= Rhinelandic Rhyming Bible =

The Rhinelandic Rhyming Bible (Rijnlandse Rijmbijbel and Rheinische Reimbibel), or (erroneously) Central Franconian Rhyming Bible (Mittelfränkische Reimbibel), is a verse translation of biblical histories, attested only in a series of fragments, probably of early-twelfth-century date. It was likely composed in north-west Germany in the early 12th century, possibly in Werden Abbey, on the border of Old High German (Old Central Franconian), Old Low German (Old Low Saxon), and Old Dutch (Old Low Franconian).

The recovered fragments come from three different manuscripts written in the three different language variants. They are currently referenced under the letters A, A *, B, B * and C. The fragments complement each other, although there is also a small overlap between the A and B versions.

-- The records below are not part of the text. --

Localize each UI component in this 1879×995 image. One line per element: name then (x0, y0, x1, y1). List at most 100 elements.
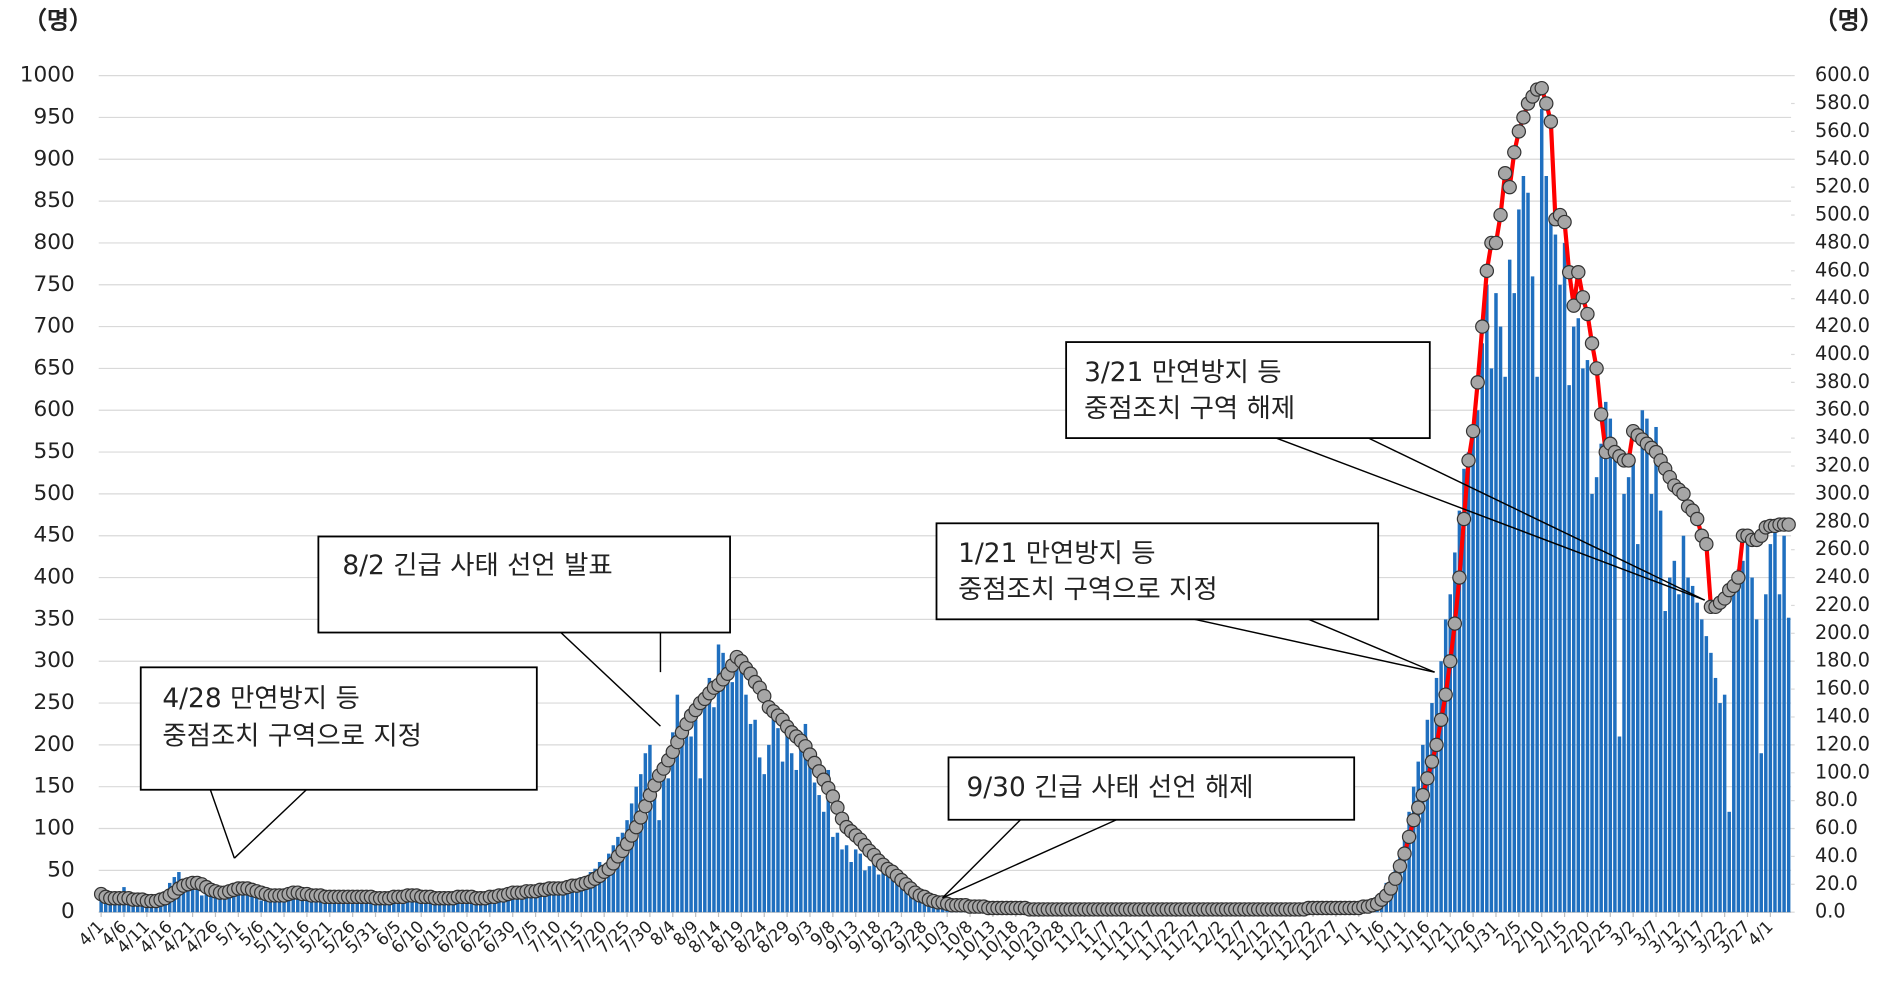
bar (803, 723, 808, 913)
bar (296, 893, 300, 913)
leader-line (209, 789, 236, 859)
y2-tick-label: 400.0 (1815, 342, 1870, 365)
bar (1700, 619, 1704, 913)
bar (908, 895, 913, 913)
line-marker (1507, 145, 1522, 160)
y2-tick-label: 540.0 (1815, 147, 1870, 170)
y-tick-label: 900 (34, 146, 75, 171)
bar (328, 898, 332, 913)
bar (1530, 276, 1535, 913)
bar (684, 711, 689, 913)
bar (529, 890, 533, 913)
bar (364, 897, 369, 913)
bar (607, 853, 611, 913)
annotation-text: 중점조치 구역 해제 (1084, 393, 1295, 424)
line-marker (1488, 235, 1504, 251)
bar (1553, 234, 1558, 913)
bar (1549, 217, 1553, 913)
annotation-text: 중점조치 구역으로 지정 (162, 720, 422, 751)
y2-tick-label: 440.0 (1815, 286, 1870, 309)
y-tick-label: 100 (34, 816, 75, 841)
bar (300, 898, 305, 913)
bar (817, 795, 821, 913)
bar (872, 861, 876, 913)
line-marker (1497, 166, 1513, 181)
bar (1471, 435, 1475, 913)
bar (181, 887, 186, 913)
bar (675, 694, 680, 913)
bar (831, 836, 835, 913)
y-tick-label: 500 (34, 481, 75, 506)
bar (1754, 619, 1759, 913)
bar (748, 723, 753, 913)
bar (1645, 418, 1649, 913)
bar (652, 795, 657, 913)
y2-tick-label: 580.0 (1815, 91, 1870, 114)
line-marker (1580, 306, 1595, 322)
bar (648, 744, 652, 913)
bar (1736, 569, 1741, 913)
bar (135, 903, 140, 913)
bar (506, 895, 510, 913)
callout-box (139, 666, 538, 791)
annotation-text: 3/21 만연방지 등 (1084, 357, 1281, 388)
bar (268, 893, 273, 913)
bar (1457, 510, 1462, 913)
line-marker (1690, 511, 1705, 527)
bar (1677, 594, 1681, 913)
y2-tick-label: 300.0 (1815, 481, 1870, 504)
bar (1411, 786, 1416, 913)
bar (858, 853, 863, 913)
bar (286, 892, 291, 913)
line-marker (1465, 423, 1481, 439)
bar (616, 836, 620, 913)
y2-tick-label: 600.0 (1815, 63, 1870, 86)
bar (1498, 326, 1503, 913)
bar (1773, 531, 1777, 913)
bar (611, 845, 616, 913)
y2-tick-label: 220.0 (1815, 593, 1870, 616)
line-marker (1511, 124, 1527, 139)
line-marker (1781, 517, 1796, 532)
y2-tick-label: 260.0 (1815, 537, 1870, 560)
bar (332, 897, 337, 913)
bar (350, 897, 355, 913)
bar (1668, 577, 1672, 913)
bar (744, 694, 748, 913)
line-marker (1397, 846, 1412, 861)
line-marker (1406, 812, 1421, 828)
bar (1430, 703, 1434, 913)
bar (222, 893, 227, 913)
bar (1434, 677, 1439, 913)
leader-line (233, 789, 307, 859)
bar (1745, 531, 1750, 913)
bar (273, 898, 277, 913)
bar (533, 892, 538, 913)
y-tick-label: 400 (34, 565, 75, 590)
bar (712, 707, 716, 913)
bar (355, 898, 359, 913)
bar (794, 769, 799, 913)
bar (543, 893, 547, 913)
y2-tick-label: 480.0 (1815, 230, 1870, 253)
bar (1535, 376, 1539, 913)
y2-tick-label: 60.0 (1815, 816, 1858, 839)
bar (1453, 552, 1457, 913)
bar (213, 887, 218, 913)
line-marker (1420, 771, 1435, 786)
line-marker (1557, 214, 1572, 230)
bar (1695, 602, 1699, 913)
bar (373, 898, 378, 913)
annotation-text: 8/2 긴급 사태 선언 발표 (342, 550, 612, 581)
bar (588, 872, 593, 913)
bar (1480, 343, 1484, 913)
bar (735, 661, 739, 913)
y2-tick-label: 180.0 (1815, 649, 1870, 672)
bar (849, 861, 853, 913)
bar (881, 866, 885, 913)
line-marker (1452, 570, 1467, 585)
bar (757, 757, 762, 913)
bar (1613, 452, 1617, 913)
y2-tick-label: 240.0 (1815, 565, 1870, 588)
bar (1599, 443, 1603, 913)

The A fragments can be clearly assigned to a Dutch Low Franconian writer, the B fragments and the C fragment would rather be of German Central Franconian origin, although others also consider the C-fragment to be rather Low Franconian. In total, about 1450 verses were found. The original should have been at least twice as long.

The material contains the early Old Testament, the Gospels, the apocryphal and hagiographical legends relating to early Church history. In its original form the work may have incorporated the Creation to the Last Judgement. The text is a series of homilies, and an important witness to the possible existence of a vernacular sermon tradition at an earlier date than existing manuscript evidence suggests. The text is also an important source for Old Dutch.